You must apply for Medicare when you turn 65 unless you continue to receive health insurance through your employer or your spouse’s employer. There’s a 7-month enrollment window. The enrollment period begins 3 months before you turn 65 and includes the month you turn 65 and the three months after you turn 65. There are penalties for late enrollment.

During the enrollment period you’ll have a chance to review the different plans available. The availability of Medicare Advantage plans and supplementary health insurance policies, as well as their cost, varies by where you live.

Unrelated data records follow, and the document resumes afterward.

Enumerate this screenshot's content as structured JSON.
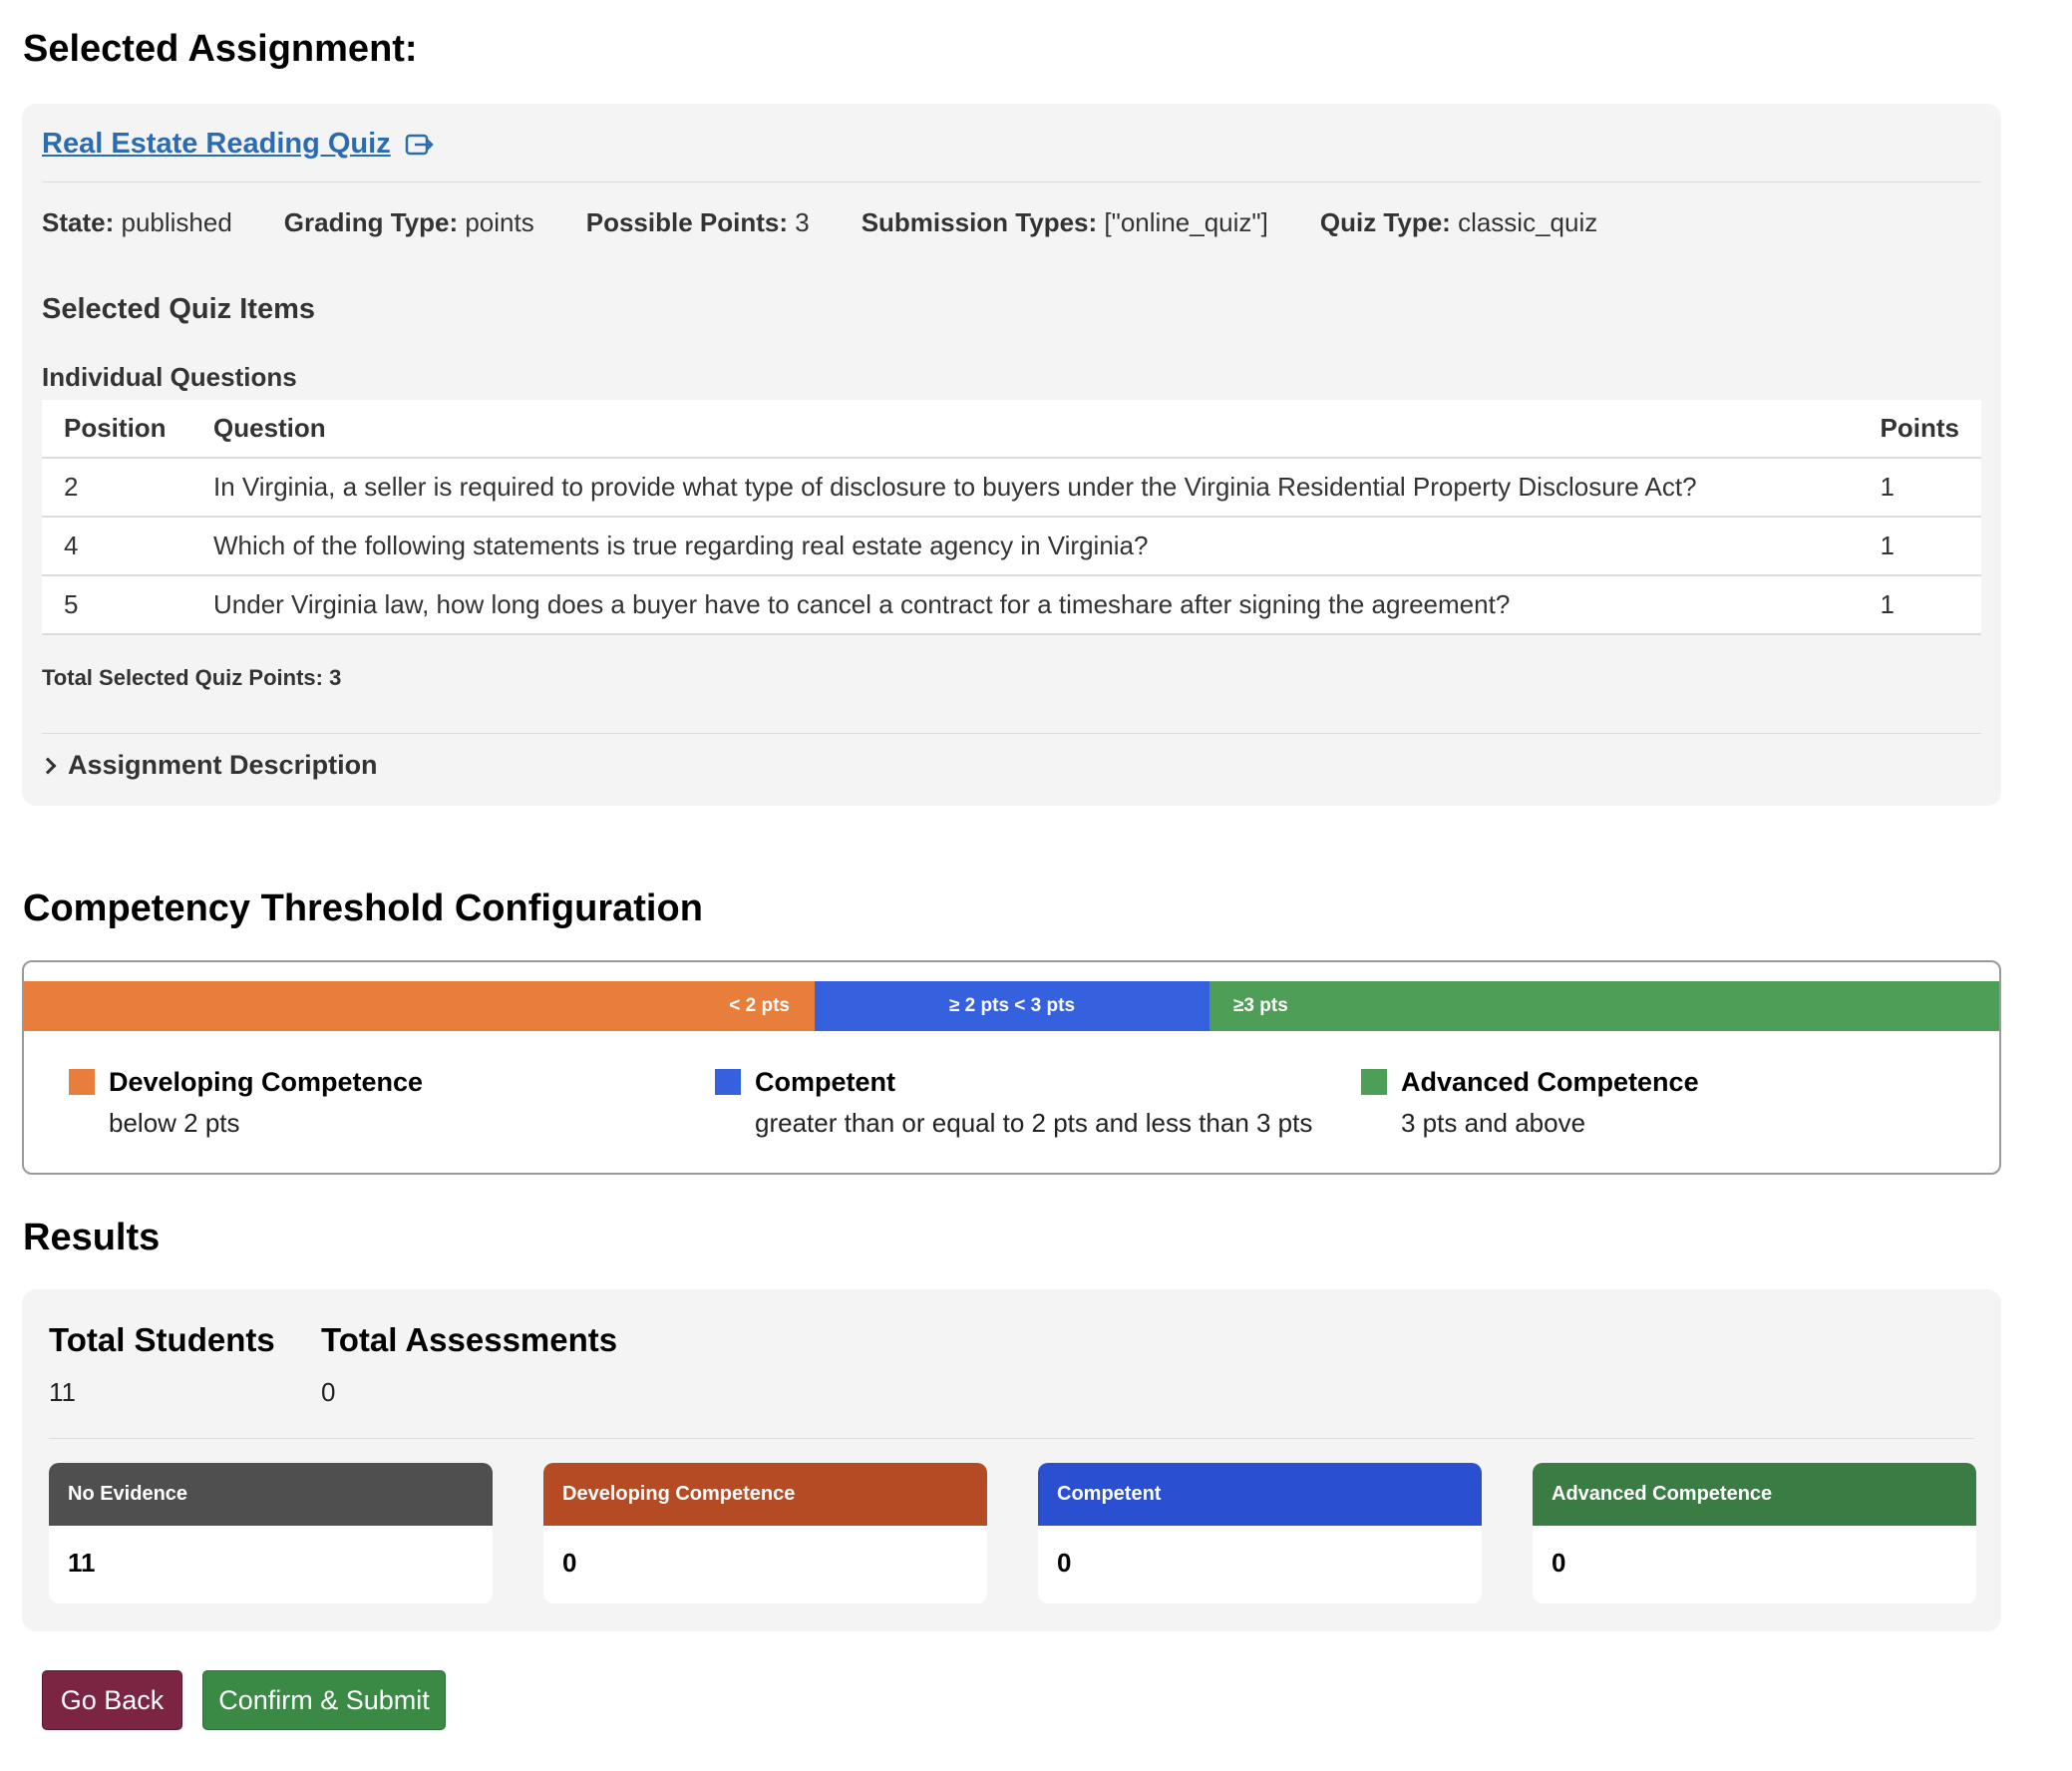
{
  "selected_heading": "Selected Assignment:",
  "assignment": {
    "title": "Real Estate Reading Quiz",
    "meta": [
      {
        "label": "State:",
        "value": "published"
      },
      {
        "label": "Grading Type:",
        "value": "points"
      },
      {
        "label": "Possible Points:",
        "value": "3"
      },
      {
        "label": "Submission Types:",
        "value": "[\"online_quiz\"]"
      },
      {
        "label": "Quiz Type:",
        "value": "classic_quiz"
      }
    ],
    "quiz_items_heading": "Selected Quiz Items",
    "individual_heading": "Individual Questions",
    "columns": [
      "Position",
      "Question",
      "Points"
    ],
    "rows": [
      {
        "position": "2",
        "question": "In Virginia, a seller is required to provide what type of disclosure to buyers under the Virginia Residential Property Disclosure Act?",
        "points": "1"
      },
      {
        "position": "4",
        "question": "Which of the following statements is true regarding real estate agency in Virginia?",
        "points": "1"
      },
      {
        "position": "5",
        "question": "Under Virginia law, how long does a buyer have to cancel a contract for a timeshare after signing the agreement?",
        "points": "1"
      }
    ],
    "total_points": "Total Selected Quiz Points: 3",
    "description_toggle": "Assignment Description"
  },
  "threshold": {
    "heading": "Competency Threshold Configuration",
    "bar": {
      "developing_label": "< 2 pts",
      "competent_label": "≥ 2 pts < 3 pts",
      "advanced_label": "≥3 pts"
    },
    "legend": [
      {
        "title": "Developing Competence",
        "desc": "below 2 pts",
        "color": "#e87e3b"
      },
      {
        "title": "Competent",
        "desc": "greater than or equal to 2 pts and less than 3 pts",
        "color": "#3561df"
      },
      {
        "title": "Advanced Competence",
        "desc": "3 pts and above",
        "color": "#4f9e57"
      }
    ]
  },
  "results": {
    "heading": "Results",
    "total_students_label": "Total Students",
    "total_students": "11",
    "total_assessments_label": "Total Assessments",
    "total_assessments": "0",
    "cards": [
      {
        "label": "No Evidence",
        "value": "11",
        "color": "#4f4f4f"
      },
      {
        "label": "Developing Competence",
        "value": "0",
        "color": "#b54b24"
      },
      {
        "label": "Competent",
        "value": "0",
        "color": "#2b4fd1"
      },
      {
        "label": "Advanced Competence",
        "value": "0",
        "color": "#3b7c45"
      }
    ]
  },
  "buttons": {
    "back": "Go Back",
    "submit": "Confirm & Submit"
  }
}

Each year there is an Open Enrollment Period during which you’ll get a chance to change your Medicare coverage. You can switch between traditional Medicare and Medicare Advantage or choose another Medicare Advantage or Medigap policy. Be aware that switching from Medicare Advantage to traditional Medicare during the annual open enrollment period can result in higher premiums for a Medigap policy.

Managing Health Care Costs in Retirement

Health care costs generally increase the longer we live. Increasing the contribution to your JRB retirement account is an effective way to prepare for health care expenses while reducing your current taxes.